Bir insan bir şeye sahip olmadığında, bir yedek arayacaktır. Örneğin annelik içgüdüsüyle evlenemeyen kadınlar, çocuk yetiştirme işini üstlenebilir ve böylece anneliklerini gerçekleştirebilirler. Yalnız bu yalnızlık hissi tamamen ortadan kalkmaz.
Son şans ve iyi planlanmışsa, uygun bir evlilik olumlu olarak görülebilir. Ama yanılabilirsin. Her şeyin doğru hesaplandığı ve tüm arzuların gerçekleştiği durumlar vardır, ancak yine de gerçek aşk istersiniz. Bir insan hayatını boş bir kalple düzenlediyse, er ya da geç onu gerçek aşkla doldurmak isteyecektir.
Yıllar geçtikçe, bir kadın daha az anayasal saygı arzular. Sadece sevilmek ve korunmak istiyor. Modern kadınlar erkeklerle eşit olmak istiyor. Bu nedenle, onlarla birlikte asfalt döşüyorlar, uzaya uçuyorlar ve yüksek pozisyonlardalar. Ancak eşitliğe giden yol mutluluğa giden yol değildir.
Evlilik artık gençleşiyor. Cinsel olarak, bir kişi evlilik için oldukça erken olgunlaşır (15-16 yaş). Tabii ki, bu yaşta hala yeterli zeka yok, güvenlik yok, ancak fiziksel olarak bir kişi zaten baba veya anne olabilir.
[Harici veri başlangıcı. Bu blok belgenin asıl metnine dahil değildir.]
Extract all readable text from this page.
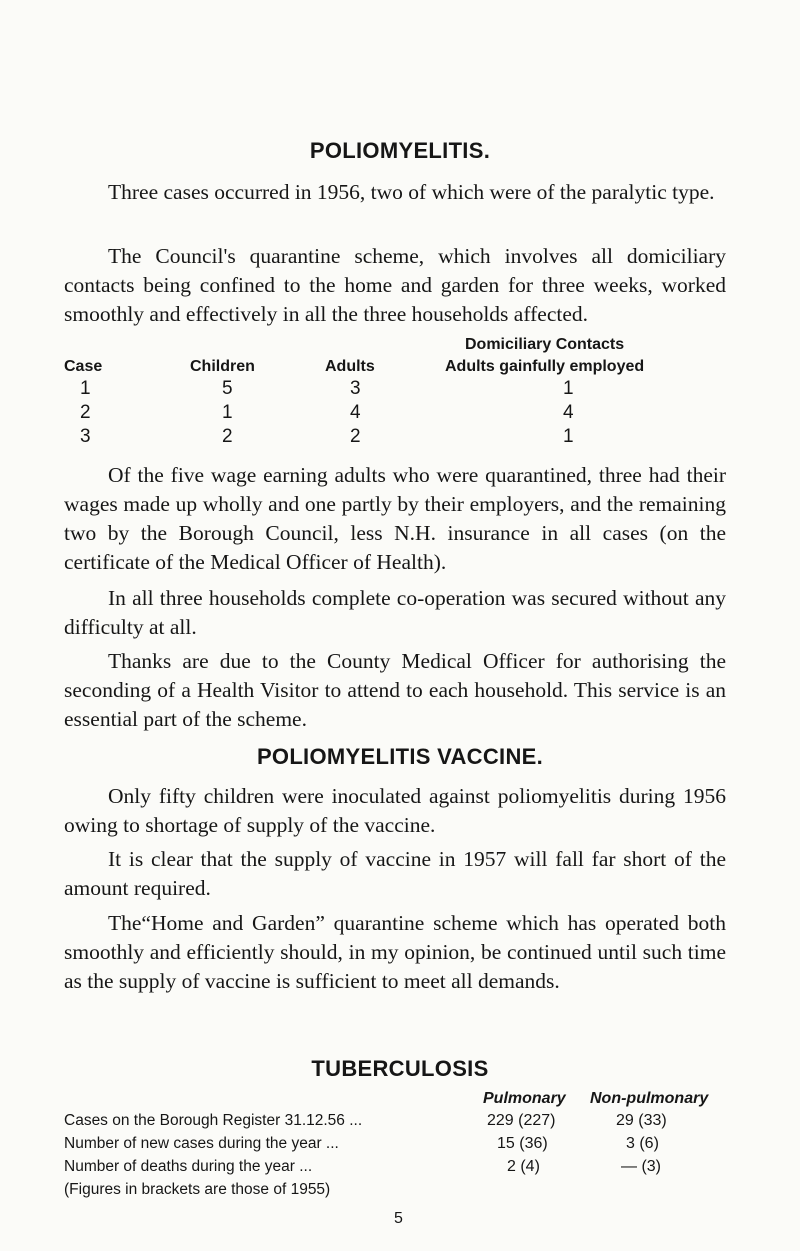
POLIOMYELITIS.

Three cases occurred in 1956, two of which were of the paralytic type.

The Council's quarantine scheme, which involves all domiciliary contacts being confined to the home and garden for three weeks, worked smoothly and effectively in all the three households affected.

Domiciliary Contacts
Case	Children	Adults	Adults gainfully employed
1	5	3	1
2	1	4	4
3	2	2	1

Of the five wage earning adults who were quarantined, three had their wages made up wholly and one partly by their employers, and the remaining two by the Borough Council, less N.H. insurance in all cases (on the certificate of the Medical Officer of Health).

In all three households complete co-operation was secured without any difficulty at all.

Thanks are due to the County Medical Officer for authorising the seconding of a Health Visitor to attend to each household. This service is an essential part of the scheme.

POLIOMYELITIS VACCINE.

Only fifty children were inoculated against poliomyelitis during 1956 owing to shortage of supply of the vaccine.

It is clear that the supply of vaccine in 1957 will fall far short of the amount required.

The“Home and Garden” quarantine scheme which has operated both smoothly and efficiently should, in my opinion, be continued until such time as the supply of vaccine is sufficient to meet all demands.

TUBERCULOSIS
Pulmonary Non-pulmonary
Cases on the Borough Register 31.12.56 ...	229 (227)	29 (33)
Number of new cases during the year ...	15 (36)	3 (6)
Number of deaths during the year ...	2 (4)	— (3)
(Figures in brackets are those of 1955)
5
Daha on birinci sınıftayken, ebeveynler cebir ve geometrinin uzun süredir çocuklarının aklında olmadığından şikayet edebilirler.
16 yaşında baba ve koca olma arzusu varsa, o zaman mesleğe hakim olmak gerekir. Birkaç yıl okumanıza gerek yok. Bu kadar uzun bir çalışma gerektirmeyen meslekleri öğrenmek yeterlidir: marangoz, alçı, marangoz, kunduracı vb.
Bir erkek ve bir kadın arasındaki klasik ilişki, bir erkeğin diğer yarısını aradığını ima eder. Modern kadın da eşit bir “avcı” olmaya çalışır. Aramak, aramak, entrikalar düzenlemek vb. John Chrysostom, "Bir kadın, onun yaptığı gibi ısrarla bir erkeği ararsa, bu dünyanın sonunun açık bir işareti olacaktır" dedi. Bu "av"daki rollerin tersine çevrilmesi, dünyanın yasa dışı bir sınıra yaklaştığı ve yaşamın bundan sonra olmayacağı anlamına gelecektir.
Bir kişi çok rüya gördüğünde, gerçek mutluluğu görmez. Böylece muhteşem bir güzelliğe bakıp onu hayal ederek, kaderinizin girişinizde yaşadığından şüphelenmeden kaderinizi görebilirsiniz. Müsrif rüyalar kaderi bilmenin önüne geçer.
Başrahip Andrei Tkachev ile bir sohbete dayanarak.